There was a battle between good and evil on the Fallen Angel Unit. There were no balls of fire but rather traces of chalk. On the chalkboard in the dining area I would post messages of love and equations of affection. As cameras watched me float down the hall I would return to find only obscenities. Eventually a tiny Asian nurse removed the chalk but I don’t recall who had the last word. My mission then turned more verbal and tactile. I spoke to anyone slightly interested with compassion and sincerity and I literally gave one of the patients the shirt off my back.

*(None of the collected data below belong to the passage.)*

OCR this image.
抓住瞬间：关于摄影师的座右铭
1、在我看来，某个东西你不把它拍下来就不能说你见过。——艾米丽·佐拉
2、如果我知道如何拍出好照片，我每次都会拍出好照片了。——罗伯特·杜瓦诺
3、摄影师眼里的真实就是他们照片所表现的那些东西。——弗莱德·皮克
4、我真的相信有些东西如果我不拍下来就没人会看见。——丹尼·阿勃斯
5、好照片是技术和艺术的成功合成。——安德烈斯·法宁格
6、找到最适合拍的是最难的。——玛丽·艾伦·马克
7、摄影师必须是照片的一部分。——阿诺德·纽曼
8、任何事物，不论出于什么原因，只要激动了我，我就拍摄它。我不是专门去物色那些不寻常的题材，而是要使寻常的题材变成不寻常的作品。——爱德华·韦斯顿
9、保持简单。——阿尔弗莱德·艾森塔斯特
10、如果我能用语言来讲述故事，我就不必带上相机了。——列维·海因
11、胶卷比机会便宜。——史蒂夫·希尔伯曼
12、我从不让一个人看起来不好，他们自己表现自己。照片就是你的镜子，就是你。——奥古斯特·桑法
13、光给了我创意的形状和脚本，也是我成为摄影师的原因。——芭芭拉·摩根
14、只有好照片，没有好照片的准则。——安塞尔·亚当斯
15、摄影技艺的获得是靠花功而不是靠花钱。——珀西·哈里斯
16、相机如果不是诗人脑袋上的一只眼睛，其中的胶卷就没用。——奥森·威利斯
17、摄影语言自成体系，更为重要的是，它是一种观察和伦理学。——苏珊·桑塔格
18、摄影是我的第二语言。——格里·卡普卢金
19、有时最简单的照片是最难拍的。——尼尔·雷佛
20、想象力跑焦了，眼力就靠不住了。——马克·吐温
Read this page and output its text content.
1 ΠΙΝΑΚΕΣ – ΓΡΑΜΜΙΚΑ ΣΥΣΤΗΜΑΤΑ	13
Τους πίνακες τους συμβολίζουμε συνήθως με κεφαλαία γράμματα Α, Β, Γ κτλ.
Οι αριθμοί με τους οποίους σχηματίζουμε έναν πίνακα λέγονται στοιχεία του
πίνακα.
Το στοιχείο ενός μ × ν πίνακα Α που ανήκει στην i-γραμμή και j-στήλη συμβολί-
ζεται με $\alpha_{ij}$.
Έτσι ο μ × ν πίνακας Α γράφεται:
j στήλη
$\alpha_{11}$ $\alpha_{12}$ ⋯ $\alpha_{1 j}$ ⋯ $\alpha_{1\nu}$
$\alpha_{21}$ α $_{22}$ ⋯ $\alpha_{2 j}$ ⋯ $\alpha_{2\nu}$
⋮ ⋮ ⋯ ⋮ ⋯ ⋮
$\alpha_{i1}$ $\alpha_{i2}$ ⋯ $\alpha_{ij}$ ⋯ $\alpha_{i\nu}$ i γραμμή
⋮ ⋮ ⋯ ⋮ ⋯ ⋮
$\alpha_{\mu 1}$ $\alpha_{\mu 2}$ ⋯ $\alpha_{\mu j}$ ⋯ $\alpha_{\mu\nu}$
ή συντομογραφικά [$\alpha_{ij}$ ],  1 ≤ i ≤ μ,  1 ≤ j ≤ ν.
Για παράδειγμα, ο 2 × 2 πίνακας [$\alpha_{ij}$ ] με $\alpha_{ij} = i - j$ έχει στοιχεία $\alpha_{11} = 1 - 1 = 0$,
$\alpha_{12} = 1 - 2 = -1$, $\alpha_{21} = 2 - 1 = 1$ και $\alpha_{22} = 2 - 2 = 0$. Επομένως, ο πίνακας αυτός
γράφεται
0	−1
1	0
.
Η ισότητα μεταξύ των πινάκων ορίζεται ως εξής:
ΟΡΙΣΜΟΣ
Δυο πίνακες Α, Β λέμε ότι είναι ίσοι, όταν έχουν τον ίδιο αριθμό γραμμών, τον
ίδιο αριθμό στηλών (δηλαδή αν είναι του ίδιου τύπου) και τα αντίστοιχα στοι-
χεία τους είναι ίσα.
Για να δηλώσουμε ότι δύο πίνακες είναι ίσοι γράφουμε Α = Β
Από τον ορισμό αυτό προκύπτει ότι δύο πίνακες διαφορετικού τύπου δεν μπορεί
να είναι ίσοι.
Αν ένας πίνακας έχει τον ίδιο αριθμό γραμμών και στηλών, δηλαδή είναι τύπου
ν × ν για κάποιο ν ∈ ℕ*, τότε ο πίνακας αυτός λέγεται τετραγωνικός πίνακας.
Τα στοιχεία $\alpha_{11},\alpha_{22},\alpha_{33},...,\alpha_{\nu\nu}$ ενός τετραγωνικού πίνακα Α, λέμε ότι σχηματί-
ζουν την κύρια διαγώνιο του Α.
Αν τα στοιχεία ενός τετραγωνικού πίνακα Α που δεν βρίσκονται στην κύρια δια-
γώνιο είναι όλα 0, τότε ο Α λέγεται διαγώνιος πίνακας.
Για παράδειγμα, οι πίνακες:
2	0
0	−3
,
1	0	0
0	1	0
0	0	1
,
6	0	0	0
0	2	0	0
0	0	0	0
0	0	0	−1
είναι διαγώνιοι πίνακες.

When I was allowed into the fenced yard for exercise I would remove my shoes to keep them clean while I ran the dirt path on the perimeter. I was ordered to keep my shoes on for sanitary reasons but I failed to see the logic. When I returned to the ward I was the only one with clean shoes! Some of the nurses were quite exasperated by me. I wasn’t always meek and I was not medicated for easily handling. One of the male nurses who was most offended by my continual barefoot runs was watching me as I walked down the ward hall. I usually rolled up my pant legs past my ankles to save the only jeans I had. I bent down in the hallway and unrolled my jeans. I left small piles of dirt and debris. I looked at him and walked away.

My psychosis met further resistance when I shaved my head and eyebrows. As a disciple I was using one of the wards electric razors to maintain my religious devotion. The male nurse monitoring the morning shave informed me that the razors were not meant for people’s heads. I quickly pointed out that my face was part of my head. He was silently unimpressed but I assumed he was better informed.